CVE-2023-52930

CVE-2023-52930 is a double-free vulnerability in the Linux kernel's drm/i915 driver, specifically affecting the handling of the bit_17 bitmask during tiling operations. The issue arises when userspace applications with multiple threads race to execute the I915_GEM_SET_TILING ioctl to set tiling to I915_TILING_NONE, potentially leading to a double free of the bitmask or, conversely, a memory leak during transitions to tiled modes. This flaw, classified under CWE-415, carries a CVSS v3.1 base score of 7.8 (AV:L/AC:L/PR:L/UI:N/S:U/C:H/I:H/A:H).

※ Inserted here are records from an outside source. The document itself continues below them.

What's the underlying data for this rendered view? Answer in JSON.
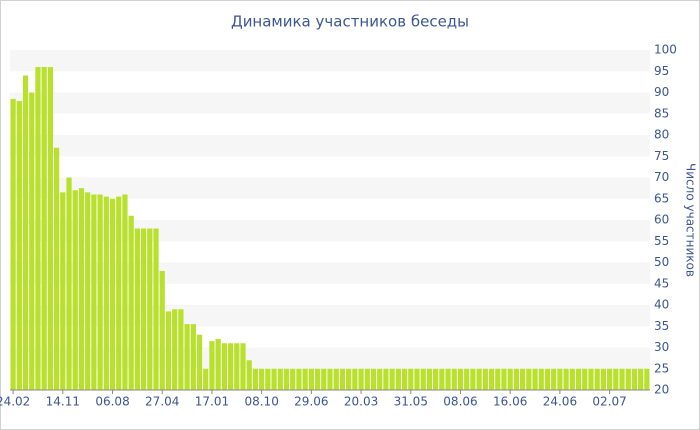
{
  "chart_data": {
    "type": "bar",
    "title": "Динамика участников беседы",
    "y_axis_label": "Число участников",
    "color": "#b8e02c",
    "ylim": [
      20,
      100
    ],
    "yticks": [
      20,
      25,
      30,
      35,
      40,
      45,
      50,
      55,
      60,
      65,
      70,
      75,
      80,
      85,
      90,
      95,
      100
    ],
    "categories": [
      "24.02",
      null,
      null,
      null,
      null,
      null,
      null,
      null,
      "14.11",
      null,
      null,
      null,
      null,
      null,
      null,
      null,
      "06.08",
      null,
      null,
      null,
      null,
      null,
      null,
      null,
      "27.04",
      null,
      null,
      null,
      null,
      null,
      null,
      null,
      "17.01",
      null,
      null,
      null,
      null,
      null,
      null,
      null,
      "08.10",
      null,
      null,
      null,
      null,
      null,
      null,
      null,
      "29.06",
      null,
      null,
      null,
      null,
      null,
      null,
      null,
      "20.03",
      null,
      null,
      null,
      null,
      null,
      null,
      null,
      "31.05",
      null,
      null,
      null,
      null,
      null,
      null,
      null,
      "08.06",
      null,
      null,
      null,
      null,
      null,
      null,
      null,
      "16.06",
      null,
      null,
      null,
      null,
      null,
      null,
      null,
      "24.06",
      null,
      null,
      null,
      null,
      null,
      null,
      null,
      "02.07",
      null,
      null,
      null,
      null,
      null,
      null
    ],
    "values": [
      88.5,
      88,
      94,
      90,
      96,
      96,
      96,
      77,
      66.5,
      70,
      67,
      67.5,
      66.5,
      66,
      66,
      65.5,
      65,
      65.5,
      66,
      61,
      58,
      58,
      58,
      58,
      48,
      38.5,
      39,
      39,
      35.5,
      35.5,
      33,
      25,
      31.5,
      32,
      31,
      31,
      31,
      31,
      27,
      25,
      25,
      25,
      25,
      25,
      25,
      25,
      25,
      25,
      25,
      25,
      25,
      25,
      25,
      25,
      25,
      25,
      25,
      25,
      25,
      25,
      25,
      25,
      25,
      25,
      25,
      25,
      25,
      25,
      25,
      25,
      25,
      25,
      25,
      25,
      25,
      25,
      25,
      25,
      25,
      25,
      25,
      25,
      25,
      25,
      25,
      25,
      25,
      25,
      25,
      25,
      25,
      25,
      25,
      25,
      25,
      25,
      25,
      25,
      25,
      25,
      25,
      25,
      25
    ],
    "stripes": true
  }
}
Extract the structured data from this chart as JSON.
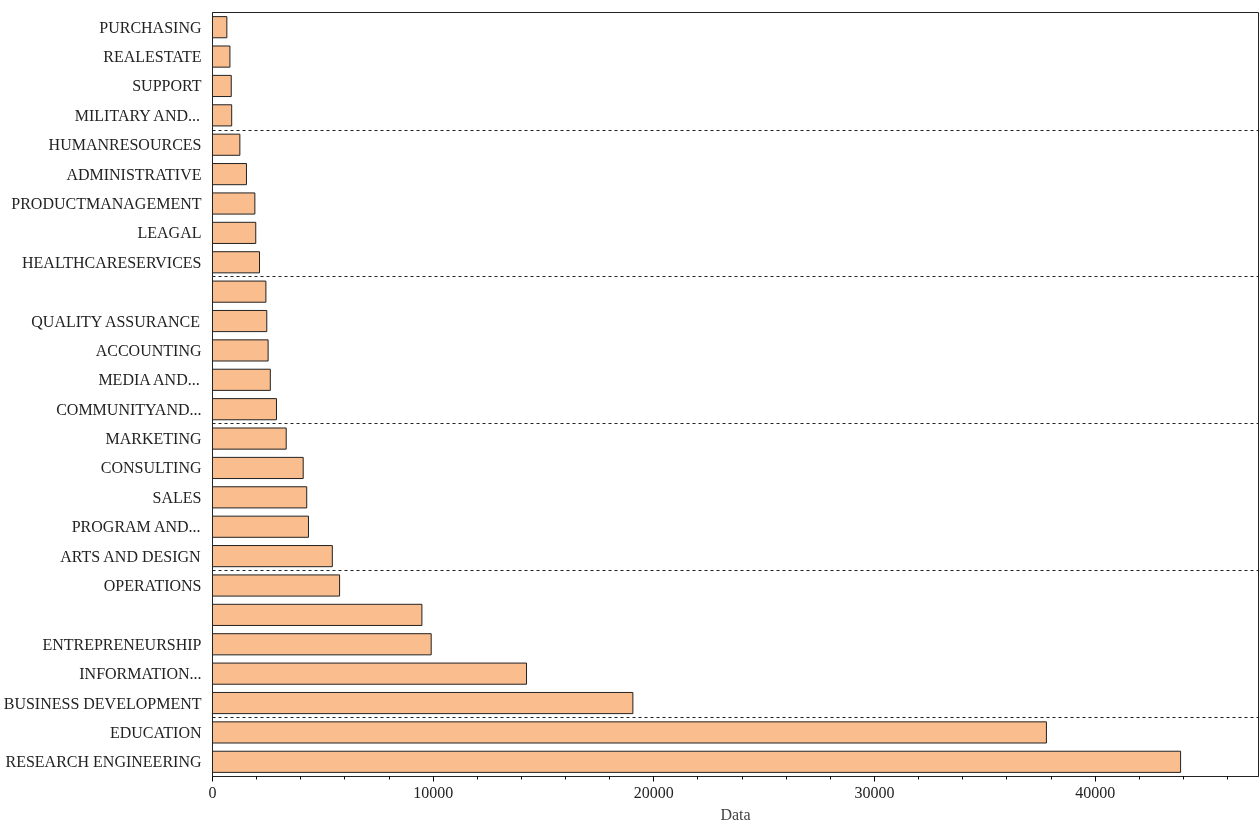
{
  "chart_data": {
    "type": "bar",
    "orientation": "horizontal",
    "xlabel": "Data",
    "categories": [
      "PURCHASING",
      "REALESTATE",
      "SUPPORT",
      "MILITARY AND...",
      "HUMANRESOURCES",
      "ADMINISTRATIVE",
      "PRODUCTMANAGEMENT",
      "LEAGAL",
      "HEALTHCARESERVICES",
      null,
      "QUALITY ASSURANCE",
      "ACCOUNTING",
      "MEDIA AND...",
      "COMMUNITYAND...",
      "MARKETING",
      "CONSULTING",
      "SALES",
      "PROGRAM AND...",
      "ARTS AND DESIGN",
      "OPERATIONS",
      null,
      "ENTREPRENEURSHIP",
      "INFORMATION...",
      "BUSINESS DEVELOPMENT",
      "EDUCATION",
      "RESEARCH ENGINEERING"
    ],
    "values": [
      650,
      790,
      850,
      870,
      1240,
      1540,
      1920,
      1960,
      2130,
      2420,
      2460,
      2520,
      2620,
      2900,
      3340,
      4110,
      4270,
      4350,
      5430,
      5760,
      9490,
      9910,
      14230,
      19050,
      37790,
      43870
    ],
    "color": "#f9bd8e",
    "xlim": [
      0,
      47400
    ],
    "xticks": [
      0,
      10000,
      20000,
      30000,
      40000
    ],
    "grid": "y"
  }
}
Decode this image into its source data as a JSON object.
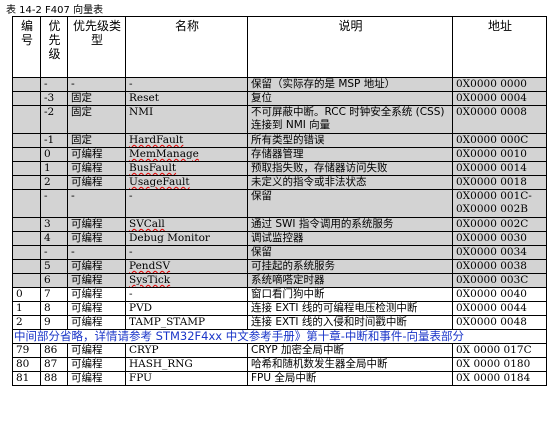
{
  "caption": "表 14-2 F407 向量表",
  "headers": [
    "编号",
    "优先级",
    "优先级类型",
    "名称",
    "说明",
    "地址"
  ],
  "rows": [
    {
      "pos": "",
      "prio": "-",
      "type": "-",
      "name": "-",
      "desc": "保留（实际存的是 MSP 地址）",
      "addr": "0X0000 0000",
      "gray": true,
      "wavy": false
    },
    {
      "pos": "",
      "prio": "-3",
      "type": "固定",
      "name": "Reset",
      "desc": "复位",
      "addr": "0X0000 0004",
      "gray": true,
      "wavy": false
    },
    {
      "pos": "",
      "prio": "-2",
      "type": "固定",
      "name": "NMI",
      "desc": "不可屏蔽中断。RCC 时钟安全系统 (CSS) 连接到 NMI 向量",
      "addr": "0X0000 0008",
      "gray": true,
      "wavy": false
    },
    {
      "pos": "",
      "prio": "-1",
      "type": "固定",
      "name": "HardFault",
      "desc": "所有类型的错误",
      "addr": "0X0000 000C",
      "gray": true,
      "wavy": true
    },
    {
      "pos": "",
      "prio": "0",
      "type": "可编程",
      "name": "MemManage",
      "desc": "存储器管理",
      "addr": "0X0000 0010",
      "gray": true,
      "wavy": true
    },
    {
      "pos": "",
      "prio": "1",
      "type": "可编程",
      "name": "BusFault",
      "desc": "预取指失败，存储器访问失败",
      "addr": "0X0000 0014",
      "gray": true,
      "wavy": true
    },
    {
      "pos": "",
      "prio": "2",
      "type": "可编程",
      "name": "UsageFault",
      "desc": "未定义的指令或非法状态",
      "addr": "0X0000 0018",
      "gray": true,
      "wavy": true
    },
    {
      "pos": "",
      "prio": "-",
      "type": "-",
      "name": "-",
      "desc": "保留",
      "addr": "0X0000 001C-0X0000 002B",
      "gray": true,
      "wavy": false
    },
    {
      "pos": "",
      "prio": "3",
      "type": "可编程",
      "name": "SVCall",
      "desc": "通过 SWI 指令调用的系统服务",
      "addr": "0X0000 002C",
      "gray": true,
      "wavy": true
    },
    {
      "pos": "",
      "prio": "4",
      "type": "可编程",
      "name": "Debug Monitor",
      "desc": "调试监控器",
      "addr": "0X0000 0030",
      "gray": true,
      "wavy": false
    },
    {
      "pos": "",
      "prio": "-",
      "type": "-",
      "name": "-",
      "desc": "保留",
      "addr": "0X0000 0034",
      "gray": true,
      "wavy": false
    },
    {
      "pos": "",
      "prio": "5",
      "type": "可编程",
      "name": "PendSV",
      "desc": "可挂起的系统服务",
      "addr": "0X0000 0038",
      "gray": true,
      "wavy": true
    },
    {
      "pos": "",
      "prio": "6",
      "type": "可编程",
      "name": "SysTick",
      "desc": "系统嘀嗒定时器",
      "addr": "0X0000 003C",
      "gray": true,
      "wavy": true
    },
    {
      "pos": "0",
      "prio": "7",
      "type": "可编程",
      "name": "-",
      "desc": "窗口看门狗中断",
      "addr": "0X0000 0040",
      "gray": false,
      "wavy": false
    },
    {
      "pos": "1",
      "prio": "8",
      "type": "可编程",
      "name": "PVD",
      "desc": "连接 EXTI 线的可编程电压检测中断",
      "addr": "0X0000 0044",
      "gray": false,
      "wavy": false
    },
    {
      "pos": "2",
      "prio": "9",
      "type": "可编程",
      "name": "TAMP_STAMP",
      "desc": "连接 EXTI 线的入侵和时间戳中断",
      "addr": "0X0000 0048",
      "gray": false,
      "wavy": false
    }
  ],
  "note": "中间部分省略，详情请参考 STM32F4xx 中文参考手册》第十章-中断和事件-向量表部分",
  "tail_rows": [
    {
      "pos": "79",
      "prio": "86",
      "type": "可编程",
      "name": "CRYP",
      "desc": "CRYP 加密全局中断",
      "addr": "0X 0000 017C"
    },
    {
      "pos": "80",
      "prio": "87",
      "type": "可编程",
      "name": "HASH_RNG",
      "desc": "哈希和随机数发生器全局中断",
      "addr": "0X 0000 0180"
    },
    {
      "pos": "81",
      "prio": "88",
      "type": "可编程",
      "name": "FPU",
      "desc": "FPU 全局中断",
      "addr": "0X 0000 0184"
    }
  ]
}
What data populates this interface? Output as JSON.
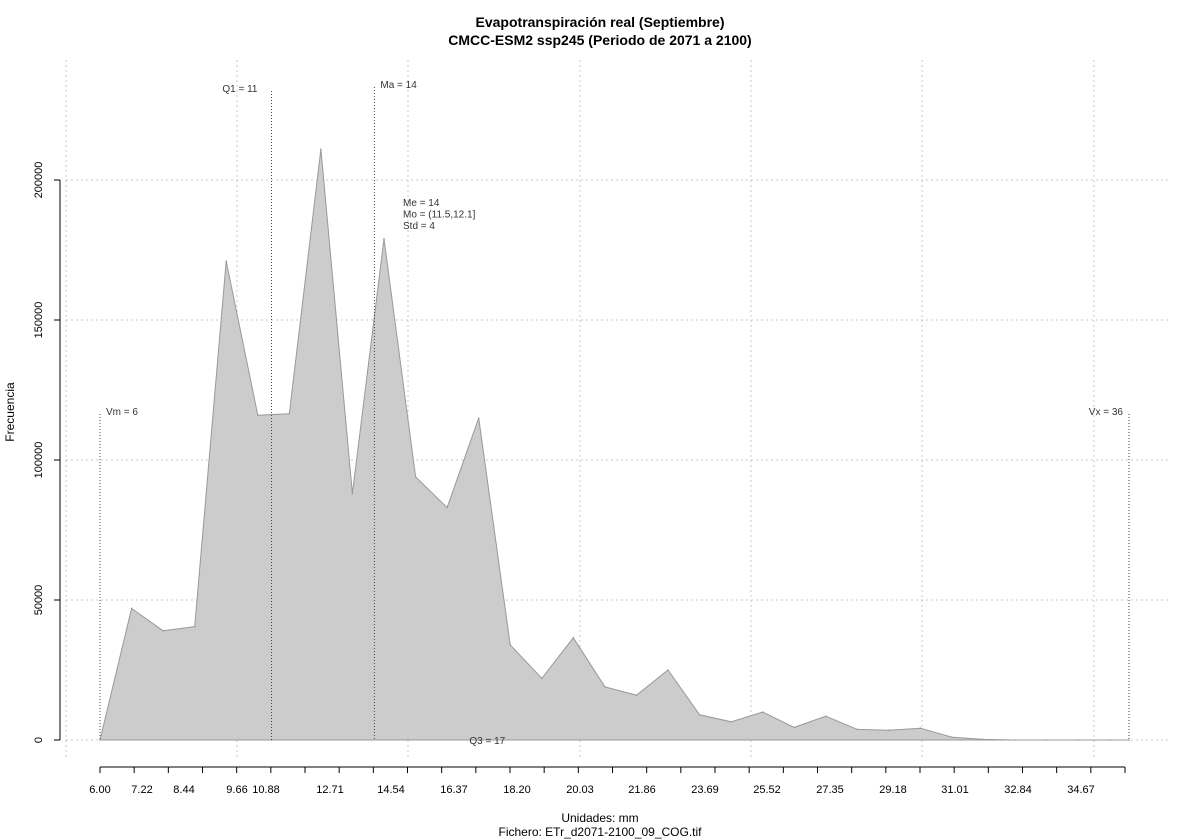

A local attacker with low privileges can exploit this vulnerability by crafting a multithreaded userspace program that races the I915_GEM_SET_TILING ioctl calls. Successful exploitation could result in high-impact consequences, including arbitrary code execution, denial of service via kernel crashes, or memory corruption, due to the double-free enabling potential use-after-free attacks or memory leaks that disclose sensitive data.

The provided references point to stable kernel patch commits that resolve the issue by moving the allocation and freeing of the bit_17 bitmask inside the section protected by the object lock, preventing the race condition. These patches, cherry-picked from upstream commit 10e0cbaaf1104f449d695c80bcacf930dcd3c42e, have been backported to various stable kernel branches, with tags for stable release inclusion. Security practitioners should ensure systems with the Intel i915 driver are updated to kernels incorporating these fixes.